Pourquoi Philip Dunne, réalisateur du film et également scénariste connu (pour John Ford, Joe Mankiewicz, Jacques Tourneur, Henry King) brosse-t-il un tel portrait en creux ? Nous sommes en 1958, dans une Amérique républicaine sous la présidence d’Eisenhower. Dunne a combattu le fameux HUAC (House Un-American Activities Committee), c’est-à-dire le comité des activités anti-américaines, et est un libéral convaincu. Curieusement, le personnage incarné par Cooper dans 10, rue Frederick veut s’engager en politique auprès des Républicains. Son modèle est même Wendel Willkie. D’abord démocrate auprès de Franklin D. Roosevelt, ce dernier rejoignit juste avant la guerre le parti républicain et fut désigné comme candidat à la présidentielle de 1940 face à Roosevelt, alors qu’il ne s’était jamais présenté à une élection. Il fut bien entendu battu. Le flashback de 10, rue Frederick démarre en 1940 et le nom de Willkie est sur toutes les lèvres des Républicains du film. Si le spectateur français ne connaît pas son nom, le public américain de 1958 ne l’a sans doute pas oublié et se souvient de l’échec essuyé par Willkie.

 

 

Mais qui était réellement cet homme que l’on enterre en début de film et que des flashbacks vont nous restituer progressivement ? Curieusement, chaque étape de sa vie montrée à l’écran est un échec. Échec conjugal, échec dans ses rapports avec ses enfants, même si ceux-là continuent de l’aimer, échec politique, échec amoureux, échec, échec, échec. Rarement film a souligné ainsi en creux la destinée d’un homme.
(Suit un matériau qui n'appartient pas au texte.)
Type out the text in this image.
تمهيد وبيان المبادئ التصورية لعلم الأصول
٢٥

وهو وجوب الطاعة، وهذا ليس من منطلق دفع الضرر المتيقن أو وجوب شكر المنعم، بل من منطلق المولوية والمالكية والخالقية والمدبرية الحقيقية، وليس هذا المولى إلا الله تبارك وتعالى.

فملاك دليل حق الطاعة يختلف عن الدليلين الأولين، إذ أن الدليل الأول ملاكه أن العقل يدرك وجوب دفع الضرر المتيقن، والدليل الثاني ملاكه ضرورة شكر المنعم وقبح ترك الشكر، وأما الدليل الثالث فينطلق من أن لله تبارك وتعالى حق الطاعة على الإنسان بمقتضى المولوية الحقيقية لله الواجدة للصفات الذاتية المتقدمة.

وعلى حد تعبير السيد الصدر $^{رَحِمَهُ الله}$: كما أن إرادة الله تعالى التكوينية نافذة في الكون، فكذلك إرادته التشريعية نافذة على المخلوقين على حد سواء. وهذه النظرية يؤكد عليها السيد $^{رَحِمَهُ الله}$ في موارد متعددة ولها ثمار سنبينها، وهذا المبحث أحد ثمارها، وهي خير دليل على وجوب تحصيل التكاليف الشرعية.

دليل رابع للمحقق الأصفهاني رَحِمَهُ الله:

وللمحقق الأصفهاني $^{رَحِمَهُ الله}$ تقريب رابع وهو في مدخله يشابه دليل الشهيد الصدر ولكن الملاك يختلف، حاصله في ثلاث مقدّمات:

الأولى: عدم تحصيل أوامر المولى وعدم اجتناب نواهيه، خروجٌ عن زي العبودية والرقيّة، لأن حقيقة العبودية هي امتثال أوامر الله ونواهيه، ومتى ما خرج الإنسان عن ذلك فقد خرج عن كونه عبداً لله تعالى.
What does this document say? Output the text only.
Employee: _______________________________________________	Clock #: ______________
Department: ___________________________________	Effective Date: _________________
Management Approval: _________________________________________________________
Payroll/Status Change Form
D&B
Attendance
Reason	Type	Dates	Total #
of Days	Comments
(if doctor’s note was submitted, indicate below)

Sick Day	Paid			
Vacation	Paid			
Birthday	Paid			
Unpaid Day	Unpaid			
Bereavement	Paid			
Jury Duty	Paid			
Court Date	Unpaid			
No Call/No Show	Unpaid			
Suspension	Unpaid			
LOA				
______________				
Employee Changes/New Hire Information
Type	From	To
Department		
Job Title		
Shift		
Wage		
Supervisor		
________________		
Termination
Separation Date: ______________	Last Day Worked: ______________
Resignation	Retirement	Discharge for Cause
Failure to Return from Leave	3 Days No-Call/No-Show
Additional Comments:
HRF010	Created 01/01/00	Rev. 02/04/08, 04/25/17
Un médecin parle même, à propos de Joseph Chapin, ce procureur joué par Gary Cooper, de « galoping despair », de désespoir galopant. La raison de ce spleen est donnée par une autre phrase de dialogue : Chapin était « un gentleman dans un monde qui n’en a plus besoin ».

 

 

C’est vraiment en cela que le film devient très intéressant. Il est vrai que les critiques ont souvent fait la fine bouche devant des films réalisés par des scénaristes, les jugeant souvent verbeux. Le dialogue est ici important et dans les deux sens du terme : important par sa présence à l’écran mais important aussi dans la façon qu’il a de démolir la famille et les rapports sociaux. Nous sommes à la même époque que les adaptations cinématographiques de Tennessee Williams et on peut sentir une volonté commune de mettre à bas l’image proprette véhiculée par le cinéma américain. Et, là aussi idée d’écrivain, la personnalité de Cooper repose sur une homonymie, qu’il répète deux fois dans le film à Suzy Parker, et dont il veut marquer la différence : celle existant entre deux mots anglais qui se prononcent de la même façon, pride (orgueil) et pried (être indiscret). Cooper ne veut passer ni pour un orgueilleux ni pour un indiscret.

 

 

10, rue Frederick n’est pas exempt de défauts, avec une musique signée Leigh Harline parfois envahissante et une fin qui semble avoir été rajoutée tant elle est à l’opposé de tout ce qui a été vu auparavant. Mais on ne peut que saluer la prestation « fatiguée » de Gary Cooper, qui joue à merveille cet homme vieillissant et usé, alcoolique de surcroît — ce qui est, là encore, assez gonflé pour l’époque puisque le scénario n’offre aucune rédemption possible. Face à lui, on remarque surtout Suzy Parker qui incarne Kate, l’amie de sa fille (Diane Varsi), Geraldine Fitzgerald dans le rôle ingrat de l’épouse et le tout jeune Stuart Whitman en trompettiste dont on ne sait s’il est amoureux ou vénal. À noter également la présence de Barbara Nichols dans le rôle d’une prostituée, sorte de Marilyn du pauvre.

Jean-Charles Lemeunier

10, rue Frederick
Année : 1958
Origine : États-Unis
Titre original : Ten North Frederick
Réal. et scén. : Philip Dunne
d’après le roman de John O’Hara
Photo : Joseph MacDonald
Musique : Leigh Harline
Montage : David Bretherton
Durée : 102 min
Avec Gary Cooper, Diane Varsi, Suzy Parker, Geraldine Fitzgerald, Tom Tully, Stuart Whitman…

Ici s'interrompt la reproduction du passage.